Enfin, l'ambition culturelle doit être partagée avec la société civile. Les pouvoirs publics ne peuvent rien sans les associations, les entrepreneurs, les mécènes, les professionnels sur le terrain. Je le sais d'expérience. Je souhaite que le ministère soutienne, accompagne, agrège les bonnes volontés, pour que des écosystèmes de vie culturelle voient le jour, un peu partout : à partir des acteurs et des besoins du terrain.

La co-réflexion et la co-construction constitueront la colonne vertébrale de ma méthode. Vous en serez des acteurs clés, au service d'un certain modèle culturel.

L'État français intervient depuis des siècles en matière culturelle, mais il l'a fait, au fil du temps, avec des objectifs et sur des fondements différents.
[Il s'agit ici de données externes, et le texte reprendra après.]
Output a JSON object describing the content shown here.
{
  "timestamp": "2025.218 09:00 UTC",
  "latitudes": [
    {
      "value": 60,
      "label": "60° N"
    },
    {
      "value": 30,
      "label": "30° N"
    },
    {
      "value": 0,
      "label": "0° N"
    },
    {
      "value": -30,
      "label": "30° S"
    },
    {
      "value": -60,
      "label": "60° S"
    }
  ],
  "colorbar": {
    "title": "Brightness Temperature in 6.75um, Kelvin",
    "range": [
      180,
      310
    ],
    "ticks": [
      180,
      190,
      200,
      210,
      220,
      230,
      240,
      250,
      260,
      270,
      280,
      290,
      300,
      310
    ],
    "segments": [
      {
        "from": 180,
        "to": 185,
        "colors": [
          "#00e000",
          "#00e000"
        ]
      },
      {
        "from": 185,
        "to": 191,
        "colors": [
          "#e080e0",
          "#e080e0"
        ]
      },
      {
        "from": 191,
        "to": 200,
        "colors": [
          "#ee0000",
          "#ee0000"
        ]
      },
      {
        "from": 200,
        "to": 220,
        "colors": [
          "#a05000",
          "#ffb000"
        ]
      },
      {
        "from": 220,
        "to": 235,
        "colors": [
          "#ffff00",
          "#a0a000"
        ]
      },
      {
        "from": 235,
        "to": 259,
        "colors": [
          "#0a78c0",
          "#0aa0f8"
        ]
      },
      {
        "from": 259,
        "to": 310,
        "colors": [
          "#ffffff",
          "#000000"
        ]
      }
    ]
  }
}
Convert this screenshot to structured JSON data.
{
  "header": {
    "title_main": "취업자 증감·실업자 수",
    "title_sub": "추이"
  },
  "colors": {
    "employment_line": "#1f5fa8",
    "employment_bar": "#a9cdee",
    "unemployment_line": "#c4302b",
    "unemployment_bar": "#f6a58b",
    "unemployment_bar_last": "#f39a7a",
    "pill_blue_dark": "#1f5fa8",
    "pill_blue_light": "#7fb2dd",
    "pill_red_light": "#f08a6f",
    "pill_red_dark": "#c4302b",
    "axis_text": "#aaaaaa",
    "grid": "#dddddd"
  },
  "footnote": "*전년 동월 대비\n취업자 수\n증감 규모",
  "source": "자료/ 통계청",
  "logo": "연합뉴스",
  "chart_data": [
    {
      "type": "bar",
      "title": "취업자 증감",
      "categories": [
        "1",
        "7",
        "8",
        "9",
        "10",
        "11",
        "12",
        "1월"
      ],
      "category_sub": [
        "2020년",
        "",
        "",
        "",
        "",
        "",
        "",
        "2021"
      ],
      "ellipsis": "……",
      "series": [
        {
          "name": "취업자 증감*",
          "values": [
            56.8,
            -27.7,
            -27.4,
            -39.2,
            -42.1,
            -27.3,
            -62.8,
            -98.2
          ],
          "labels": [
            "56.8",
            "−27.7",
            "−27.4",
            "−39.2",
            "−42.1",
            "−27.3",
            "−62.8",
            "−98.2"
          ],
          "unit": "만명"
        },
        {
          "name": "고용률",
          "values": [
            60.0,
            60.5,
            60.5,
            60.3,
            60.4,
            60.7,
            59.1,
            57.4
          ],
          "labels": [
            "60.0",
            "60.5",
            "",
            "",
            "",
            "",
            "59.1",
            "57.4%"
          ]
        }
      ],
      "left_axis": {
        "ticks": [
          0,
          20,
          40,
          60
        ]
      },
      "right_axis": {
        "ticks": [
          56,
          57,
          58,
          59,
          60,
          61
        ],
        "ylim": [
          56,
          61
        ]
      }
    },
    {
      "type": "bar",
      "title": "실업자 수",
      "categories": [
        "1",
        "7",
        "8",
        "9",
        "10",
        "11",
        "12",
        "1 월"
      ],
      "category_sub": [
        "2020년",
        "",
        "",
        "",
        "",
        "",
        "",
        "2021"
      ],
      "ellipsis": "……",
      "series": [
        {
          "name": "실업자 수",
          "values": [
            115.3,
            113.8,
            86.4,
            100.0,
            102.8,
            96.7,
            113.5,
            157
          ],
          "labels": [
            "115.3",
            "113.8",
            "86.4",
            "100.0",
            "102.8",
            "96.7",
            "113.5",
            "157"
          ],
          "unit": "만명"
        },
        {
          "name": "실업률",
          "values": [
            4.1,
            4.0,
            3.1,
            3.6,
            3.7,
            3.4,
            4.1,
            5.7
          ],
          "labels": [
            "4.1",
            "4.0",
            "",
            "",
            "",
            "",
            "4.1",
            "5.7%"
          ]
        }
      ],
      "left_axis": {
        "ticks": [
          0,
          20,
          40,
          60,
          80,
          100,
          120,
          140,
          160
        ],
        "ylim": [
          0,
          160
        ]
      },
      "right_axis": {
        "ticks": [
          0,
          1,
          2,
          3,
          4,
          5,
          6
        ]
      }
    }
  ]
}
II ne suffit pas de dire que nous nous mobilisons pour la culture. II faut donner un sens à ce que nous faisons. Le modèle que je défends est un modèle de diversité culturelle : diversité des formes artistiques, diversité des voix et des visages qui les portent ; diversité des époques représentées, des territoires, des influences, des courants. La force de la culture française réside dans sa complexité. Sa singularité et sa cohérence tiennent à sa pluralité.

Ce combat pour la diversité culturelle me semble prioritaire pour lutter contre les tentations de repli sur soi, contre les discours simplificateurs sur l'Histoire, sur les racines, etc. Je mènerai d'abord ce combat pour les publics. Vous avez été à l'initiative d'une affirmation des droits culturels dans les derniers textes législatifs. J'y suis fondamentalement attachée. Faisons-les vivre ensemble. La politique du ministère doit se concentrer davantage sur le développement des accès à la culture. Et quand je parle de l'accès de tous à la culture, je parle de l'accès de tous à la diversité culturelle. Il ne s'agit pas d'imposer des choix culturels d'en-haut, par les institutions. L'enjeu est de donner à chacun les moyens de tracer son propre chemin, d'explorer la culture qu'il ne porte pas déjà en lui, en se libérant d'éventuels carcans familiaux, sociaux, financiers, géographiques, physiques.

Votre commission s'est saisie de la question de l'accès à la culture pour les personnes en situation de handicap : je le salue et m'appuierai sur ces travaux.